The tax breaks may not have a drastic impact on whether more small businesses choose to incorporate or not. Still, many in the tax community say the breaks provide even more incentive for small-business owners to forget about electing to incorporate as C corporations. Here's a look at some of the implications and options.

C Corps. Dropping in Popularity

First, a rough comparison. When you think of C corps., think big. GM, IBM, 3M big. Big taxes, big administrative costs, big targets for lawsuits. By comparison, business entities like sole proprietorships, S corps. and limited liability companies are designed for freelancers and mom and pop shops, as well as businesses not looking to raise capital in the public markets.

With C corps., business owners are protected from personal liability for debts and court judgments, and owners don't pay tax on corporate profits, the corporation itself pays the taxes-at a higher corporate rate. Owners pay personal income tax only on money they draw from the corporation in the form of salaries, bonuses and the like. C corps. and owners are double taxed on dividends that the company distributes, though the new tax law lowers the rate the individual pays.

Other legal business entities-such as S corps., limited liability companies, and limited partnerships-also provide a level of protection from personal liability, and earnings are passed on to the business owners and taxed at their individual rates.

While the trend away from C corps. for small-business owners has been ongoing for years, the new tax laws make that choice even more sensible.

The majority of self-employed business owners today are structured either as sole proprietors, partnerships, S corps. or LLCs, and the new lower income-tax rates make those legal structures more attractive, says Dennis Cohen, chair of the tax and tax litigation departments at law firm Cozen O'Connor. "With the new lower individual rates, some small business owners may pay less taxes," he says.

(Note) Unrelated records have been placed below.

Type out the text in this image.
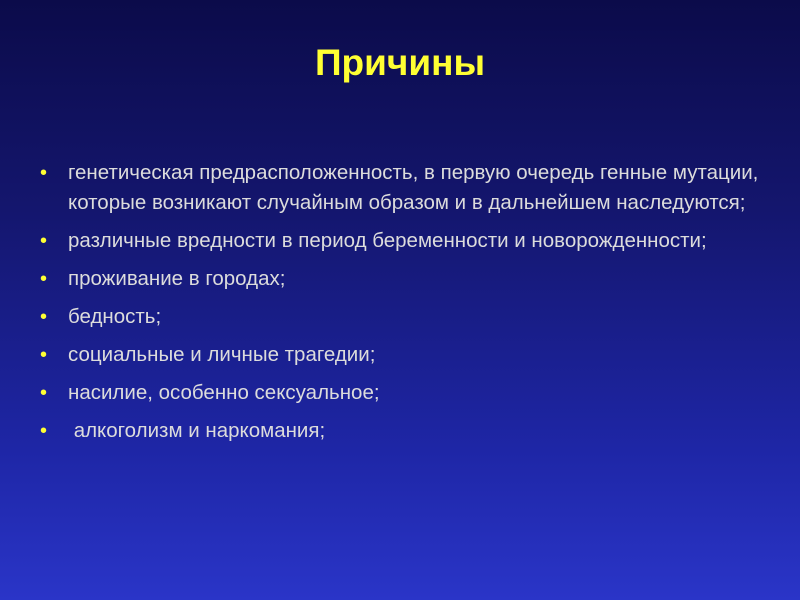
Причины
• генетическая предрасположенность, в первую очередь генные мутации, которые возникают случайным образом и в дальнейшем наследуются;
• различные вредности в период беременности и новорожденности;
• проживание в городах;
• бедность;
• социальные и личные трагедии;
• насилие, особенно сексуальное;
• алкоголизм и наркомания;
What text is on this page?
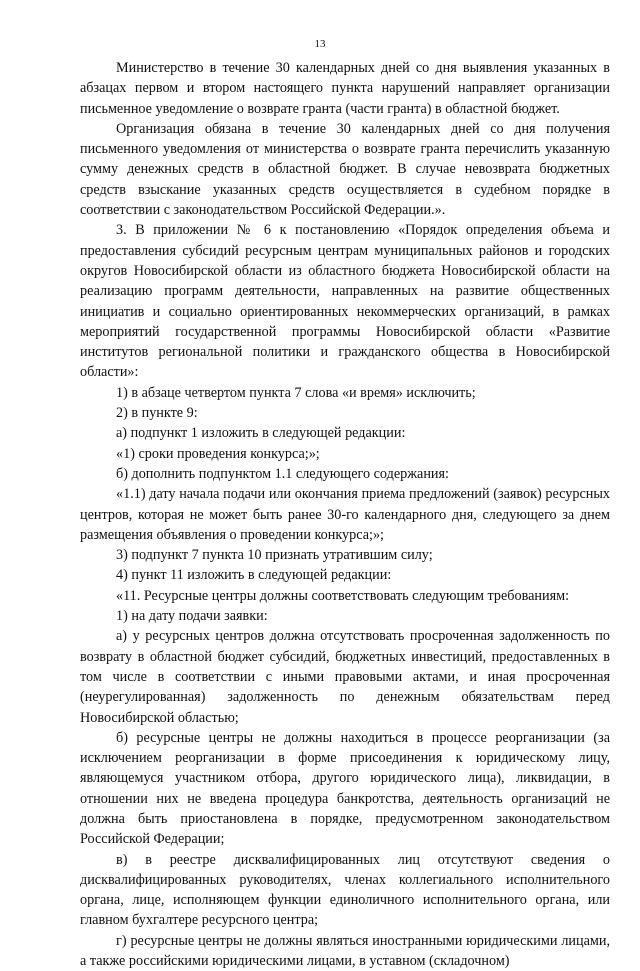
13

Министерство в течение 30 календарных дней со дня выявления указанных в абзацах первом и втором настоящего пункта нарушений направляет организации письменное уведомление о возврате гранта (части гранта) в областной бюджет.

Организация обязана в течение 30 календарных дней со дня получения письменного уведомления от министерства о возврате гранта перечислить указанную сумму денежных средств в областной бюджет. В случае невозврата бюджетных средств взыскание указанных средств осуществляется в судебном порядке в соответствии с законодательством Российской Федерации.».

3. В приложении № 6 к постановлению «Порядок определения объема и предоставления субсидий ресурсным центрам муниципальных районов и городских округов Новосибирской области из областного бюджета Новосибирской области на реализацию программ деятельности, направленных на развитие общественных инициатив и социально ориентированных некоммерческих организаций, в рамках мероприятий государственной программы Новосибирской области «Развитие институтов региональной политики и гражданского общества в Новосибирской области»:

1) в абзаце четвертом пункта 7 слова «и время» исключить;

2) в пункте 9:

а) подпункт 1 изложить в следующей редакции:

«1) сроки проведения конкурса;»;

б) дополнить подпунктом 1.1 следующего содержания:

«1.1) дату начала подачи или окончания приема предложений (заявок) ресурсных центров, которая не может быть ранее 30-го календарного дня, следующего за днем размещения объявления о проведении конкурса;»;

3) подпункт 7 пункта 10 признать утратившим силу;

4) пункт 11 изложить в следующей редакции:

«11. Ресурсные центры должны соответствовать следующим требованиям:

1) на дату подачи заявки:

а) у ресурсных центров должна отсутствовать просроченная задолженность по возврату в областной бюджет субсидий, бюджетных инвестиций, предоставленных в том числе в соответствии с иными правовыми актами, и иная просроченная (неурегулированная) задолженность по денежным обязательствам перед Новосибирской областью;

б) ресурсные центры не должны находиться в процессе реорганизации (за исключением реорганизации в форме присоединения к юридическому лицу, являющемуся участником отбора, другого юридического лица), ликвидации, в отношении них не введена процедура банкротства, деятельность организаций не должна быть приостановлена в порядке, предусмотренном законодательством Российской Федерации;

в) в реестре дисквалифицированных лиц отсутствуют сведения о дисквалифицированных руководителях, членах коллегиального исполнительного органа, лице, исполняющем функции единоличного исполнительного органа, или главном бухгалтере ресурсного центра;

г) ресурсные центры не должны являться иностранными юридическими лицами, а также российскими юридическими лицами, в уставном (складочном)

The corporate federal tax rates top out at 35%. Yet nearly 70% of small-business owners either paid a federal tax rate of 15% or didn't pay federal income taxes at all in 2001, according to labor-backed Washington, D.C., lobbying group Citizens for Tax Justice. The remainder for the most part are taxed at the highest personal income-tax rate, which will drop to 35% this year from 38.6% in 2002 for married couples filing jointly.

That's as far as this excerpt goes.